I just posted a kind of interim year’s best list, showcasing titles that energized and challenged me thus far in 2010. Novels by Michal Ajvaz, Darin Bradley, Brian Conn, N.K. Jemisin, Karen Lord, Thomas Mullen, Nnedi Okorafor, Dexter Palmer, and Charles Yu are all on the list, with further mentions of McDonald, Lowachee, and Holmes.
I want to focus on the Charles Yu novel, How to Live in a Science Fictional Universe, for a moment, as a kind of corrective.
The novel has gotten its share of praise in high-profile venues like the NYTBR, which published a great (and highly analytical) review.
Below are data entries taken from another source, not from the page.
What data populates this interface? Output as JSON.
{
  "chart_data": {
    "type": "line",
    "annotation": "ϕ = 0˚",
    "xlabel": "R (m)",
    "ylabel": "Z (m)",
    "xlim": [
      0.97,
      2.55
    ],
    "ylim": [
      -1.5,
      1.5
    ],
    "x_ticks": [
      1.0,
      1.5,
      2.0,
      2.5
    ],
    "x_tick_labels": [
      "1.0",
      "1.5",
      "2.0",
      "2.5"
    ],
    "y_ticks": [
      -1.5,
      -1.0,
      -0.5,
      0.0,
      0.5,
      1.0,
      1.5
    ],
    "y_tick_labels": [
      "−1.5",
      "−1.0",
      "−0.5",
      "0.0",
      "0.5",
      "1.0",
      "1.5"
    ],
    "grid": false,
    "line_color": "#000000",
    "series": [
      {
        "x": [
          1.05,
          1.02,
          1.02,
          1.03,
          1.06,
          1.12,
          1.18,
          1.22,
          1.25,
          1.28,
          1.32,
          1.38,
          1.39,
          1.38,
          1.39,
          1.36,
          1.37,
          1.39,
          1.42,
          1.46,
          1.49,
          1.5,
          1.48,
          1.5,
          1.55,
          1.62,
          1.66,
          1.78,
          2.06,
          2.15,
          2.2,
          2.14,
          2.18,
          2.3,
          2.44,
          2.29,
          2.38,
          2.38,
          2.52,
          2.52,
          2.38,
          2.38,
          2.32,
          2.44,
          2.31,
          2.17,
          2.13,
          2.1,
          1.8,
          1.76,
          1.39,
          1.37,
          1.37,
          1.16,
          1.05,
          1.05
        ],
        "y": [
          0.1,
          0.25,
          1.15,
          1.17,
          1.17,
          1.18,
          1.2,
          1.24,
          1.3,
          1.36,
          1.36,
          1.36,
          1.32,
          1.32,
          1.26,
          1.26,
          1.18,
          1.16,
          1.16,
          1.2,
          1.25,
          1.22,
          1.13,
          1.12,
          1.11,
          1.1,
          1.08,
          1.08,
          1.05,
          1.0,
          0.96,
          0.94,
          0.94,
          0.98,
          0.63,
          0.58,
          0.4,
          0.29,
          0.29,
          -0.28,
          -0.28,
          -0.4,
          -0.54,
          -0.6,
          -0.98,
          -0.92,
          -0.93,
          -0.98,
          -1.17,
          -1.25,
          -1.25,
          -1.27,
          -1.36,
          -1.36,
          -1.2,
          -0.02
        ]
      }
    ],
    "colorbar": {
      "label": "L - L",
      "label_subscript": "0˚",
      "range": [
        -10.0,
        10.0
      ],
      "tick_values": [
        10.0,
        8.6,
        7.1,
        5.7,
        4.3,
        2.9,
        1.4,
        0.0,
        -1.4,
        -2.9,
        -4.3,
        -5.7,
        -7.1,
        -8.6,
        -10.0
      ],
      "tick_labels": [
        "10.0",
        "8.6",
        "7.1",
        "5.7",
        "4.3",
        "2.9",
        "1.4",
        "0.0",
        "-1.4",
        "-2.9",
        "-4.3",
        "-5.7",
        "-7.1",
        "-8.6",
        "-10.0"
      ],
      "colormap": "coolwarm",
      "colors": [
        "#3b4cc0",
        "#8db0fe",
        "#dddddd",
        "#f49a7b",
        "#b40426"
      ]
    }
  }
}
I’m not going to quote from it because it deserves to be read in full.
And then it’s gotten poor reviews from people like Andrew Wheeler, who I really respect as a reviewer, and Publishers Weekly—“Mainstream readers will be baffled by the highly nonlinear Oedipal time travel plot, but the passive, self-obsessed protagonist is straight out of the mainstream fiction that many SF fans love to hate, leaving this book without an audience.”—along with mixed reviews from places like The Book Smugglers. The Amazon reviews thus far are hit-or-miss as well.
I’d just like to say that…those negative reviews do not describe the novel I read at all. I read a very intricate, funny, and often sad book about a dysfunctional relationship between a father and a son against a backdrop of unbelievably amazing SFnal ideas. Some of these reviewers appear to believe Yu’s novel will be dissatisfying to both mainstream and SF readers. I believe that it will be intensely and wonderfully satisfying for most all of those readers, if they’ll just do the book the favor of ignoring these mediocre reviews and come to the book with an open mind.
I certainly respect the validity of the negative opinions, but I also know that sometimes novels that cross genres and approaches to fiction like this one does can be severely misinterpreted, and not enjoyed for the truly unique qualities they bring to readers.
I thought this was one of the best SF novels of the year, and I hope that readers will reject the idea of (1) a book being just one thing and (2) being just one thing themselves, and pick up this awesome book.